Kataren'in başına geçtiği Kovan, benim için tüm geçerliliğini yitirmişti. Bunun sonucu ise kıyametti. Bu evren, Baybars, annem... Kovan amacına ulaşamayınca ben hepsini kaybedecektim. Tıpkı Asran'ın yıllarca uğraşıp elde ettiği her şeyi kaybettiği gibi.

Benim yüzümdendi. Baybars'ı Kovan'a bulaştıran bendim. O da, ondan beklendiği gibi Kovan'ın sonu olmuştu. Hem de geleceğimizle alakalı bütün ihtimalleri yok ettiğini bilmeden.

"Bu sadece Kovan'ın mı sonu olur sanıyorsun?"
Sesim titrediğinde kendime de öfkelenmiştim. Üzülmeye hakkım yoktu çünkü tüm bu olanların sorumlusuydum. Güçlü kalıp mahvettiğim her şeyi toparlamak zorundaydım.
"Kovan biterse biz de biteriz anlamıyor musun?!"
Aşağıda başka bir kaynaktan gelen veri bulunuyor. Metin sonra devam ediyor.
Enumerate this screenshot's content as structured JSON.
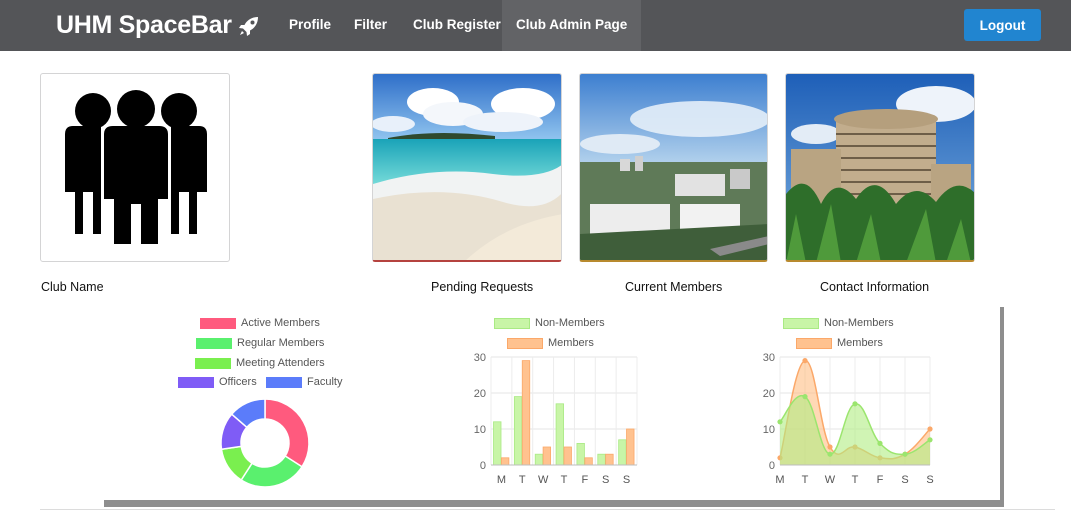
{
  "navbar": {
    "brand": "UHM SpaceBar",
    "items": [
      {
        "label": "Profile",
        "active": false
      },
      {
        "label": "Filter",
        "active": false
      },
      {
        "label": "Club Register",
        "active": false
      },
      {
        "label": "Club Admin Page",
        "active": true
      }
    ],
    "logout_label": "Logout"
  },
  "cards": [
    {
      "label": "Club Name",
      "image": "group-of-people-icon"
    },
    {
      "label": "Pending Requests",
      "image": "beach-photo"
    },
    {
      "label": "Current Members",
      "image": "city-view-photo"
    },
    {
      "label": "Contact Information",
      "image": "round-tower-building-photo"
    }
  ],
  "colors": {
    "navbar": "#545558",
    "navbar_active": "#626366",
    "logout": "#2185d0",
    "active_members": "#ff5a7e",
    "regular_members": "#5af06e",
    "meeting_attenders": "#7aef4f",
    "officers": "#7f5cf6",
    "faculty": "#5b7cfa",
    "non_members": "#c8f5a7",
    "members": "#ffc28f"
  },
  "chart_data": [
    {
      "type": "pie",
      "variant": "doughnut",
      "labels": [
        "Active Members",
        "Regular Members",
        "Meeting Attenders",
        "Officers",
        "Faculty"
      ],
      "values": [
        30,
        22,
        12,
        12,
        12
      ],
      "legend": "top"
    },
    {
      "type": "bar",
      "categories": [
        "M",
        "T",
        "W",
        "T",
        "F",
        "S",
        "S"
      ],
      "series": [
        {
          "name": "Non-Members",
          "values": [
            12,
            19,
            3,
            17,
            6,
            3,
            7
          ]
        },
        {
          "name": "Members",
          "values": [
            2,
            29,
            5,
            5,
            2,
            3,
            10
          ]
        }
      ],
      "ylim": [
        0,
        30
      ],
      "yticks": [
        0,
        10,
        20,
        30
      ],
      "grid": true,
      "legend": "top"
    },
    {
      "type": "area",
      "categories": [
        "M",
        "T",
        "W",
        "T",
        "F",
        "S",
        "S"
      ],
      "series": [
        {
          "name": "Non-Members",
          "values": [
            12,
            19,
            3,
            17,
            6,
            3,
            7
          ]
        },
        {
          "name": "Members",
          "values": [
            2,
            29,
            5,
            5,
            2,
            3,
            10
          ]
        }
      ],
      "ylim": [
        0,
        30
      ],
      "yticks": [
        0,
        10,
        20,
        30
      ],
      "grid": true,
      "legend": "top"
    }
  ]
}
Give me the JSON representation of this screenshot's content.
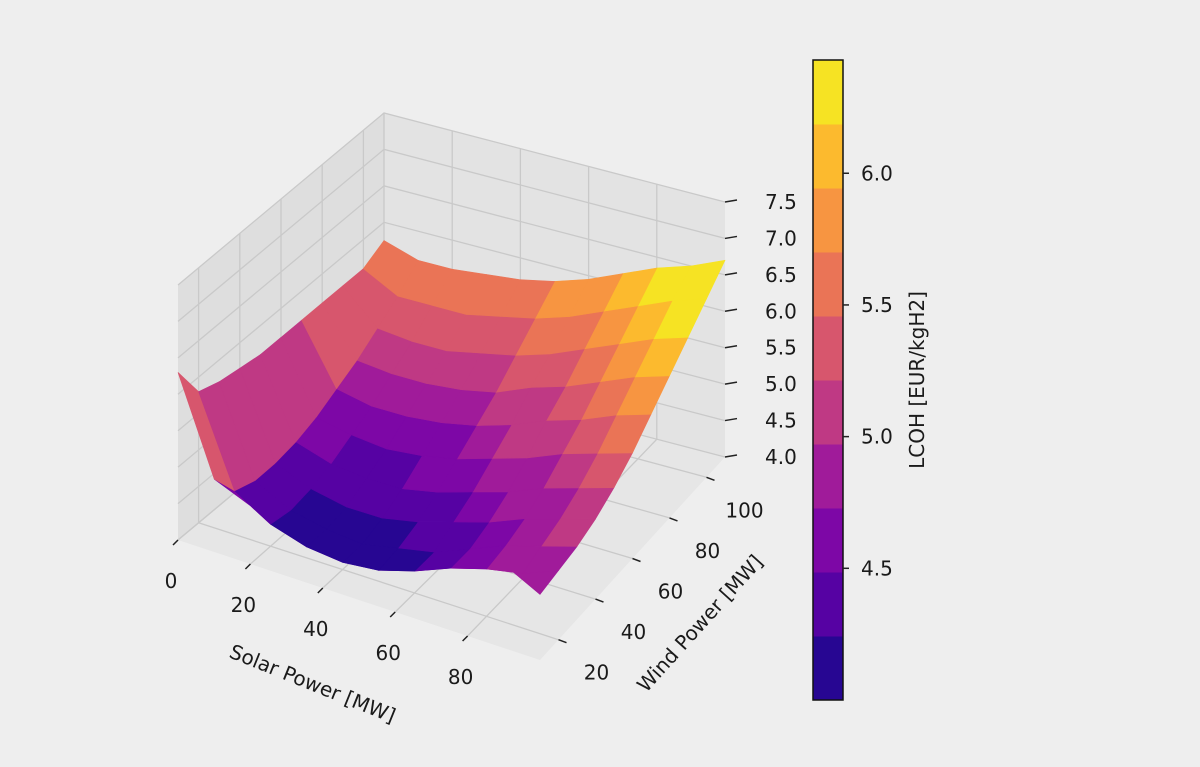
{
  "chart_data": {
    "type": "surface",
    "colormap": "plasma",
    "x_axis": {
      "label": "Solar Power [MW]",
      "ticks": [
        0,
        20,
        40,
        60,
        80
      ],
      "range": [
        0,
        100
      ]
    },
    "y_axis": {
      "label": "Wind Power [MW]",
      "ticks": [
        20,
        40,
        60,
        80,
        100
      ],
      "range": [
        10,
        110
      ]
    },
    "z_axis": {
      "label": "",
      "ticks": [
        "4.0",
        "4.5",
        "5.0",
        "5.5",
        "6.0",
        "6.5",
        "7.0",
        "7.5"
      ],
      "range": [
        4.0,
        7.5
      ]
    },
    "colorbar": {
      "label": "LCOH [EUR/kgH2]",
      "ticks": [
        "4.5",
        "5.0",
        "5.5",
        "6.0"
      ],
      "range": [
        4.0,
        6.43
      ],
      "levels": 10
    },
    "x": [
      0,
      10,
      20,
      30,
      40,
      50,
      60,
      70,
      80,
      90,
      100
    ],
    "y": [
      10,
      20,
      30,
      40,
      50,
      60,
      70,
      80,
      90,
      100,
      110
    ],
    "z_rows_by_y": [
      [
        6.3,
        5.0,
        4.8,
        4.7,
        4.65,
        4.7,
        4.8,
        4.9,
        5.05,
        5.15,
        4.9
      ],
      [
        5.8,
        4.6,
        4.3,
        4.15,
        4.1,
        4.15,
        4.3,
        4.5,
        4.65,
        4.75,
        4.95
      ],
      [
        5.7,
        4.5,
        4.25,
        4.15,
        4.1,
        4.2,
        4.3,
        4.5,
        4.7,
        4.85,
        5.0
      ],
      [
        5.65,
        4.5,
        4.3,
        4.2,
        4.2,
        4.3,
        4.45,
        4.6,
        4.8,
        4.95,
        5.1
      ],
      [
        5.6,
        4.55,
        4.4,
        4.35,
        4.35,
        4.45,
        4.6,
        4.75,
        4.95,
        5.1,
        5.25
      ],
      [
        5.6,
        4.65,
        4.55,
        4.5,
        4.55,
        4.65,
        4.8,
        4.95,
        5.15,
        5.3,
        5.45
      ],
      [
        5.6,
        4.8,
        4.7,
        4.7,
        4.75,
        4.85,
        5.0,
        5.2,
        5.35,
        5.55,
        5.7
      ],
      [
        5.6,
        4.95,
        4.9,
        4.9,
        4.95,
        5.05,
        5.25,
        5.4,
        5.6,
        5.8,
        5.95
      ],
      [
        5.6,
        5.15,
        5.1,
        5.1,
        5.2,
        5.3,
        5.45,
        5.65,
        5.85,
        6.05,
        6.2
      ],
      [
        5.6,
        5.35,
        5.35,
        5.35,
        5.45,
        5.55,
        5.7,
        5.9,
        6.1,
        6.3,
        6.45
      ],
      [
        5.75,
        5.6,
        5.6,
        5.65,
        5.7,
        5.8,
        5.95,
        6.15,
        6.35,
        6.5,
        6.7
      ]
    ]
  }
}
Başını iki yana salladı Baybars, yüzündeki o inanmayan ifadeyle.
"Bu zırvalıklara inanmayı bırak artık. Onları bitireceğim, sana hiçbir zarar gelmeden bitireceğim."

"Zararın en büyüğü bu yaptığın! Kahretsin benim bir şeyler yapmam lazım. Pars, Asran nerede? Ona gidelim hemen."

Kapıldığım aceleyi engelleyen şey koluma sarılan bir eldi.
"Hiçbir yere gitmiyorsun Vera."

"Sen artık beni burada tutamazsın!" diye bağırdım kolumu sertçe çekerken.
"Enkaza dönüştürdüklerini toparlayacağım Baybars Pahev ve sen hiçbir şey yapmayacaksın!"

"Bırakmam. Seni oraya göndermem Vera. Bitti artık, Kovan'la da o insanlarla da bir alakan kalmadı."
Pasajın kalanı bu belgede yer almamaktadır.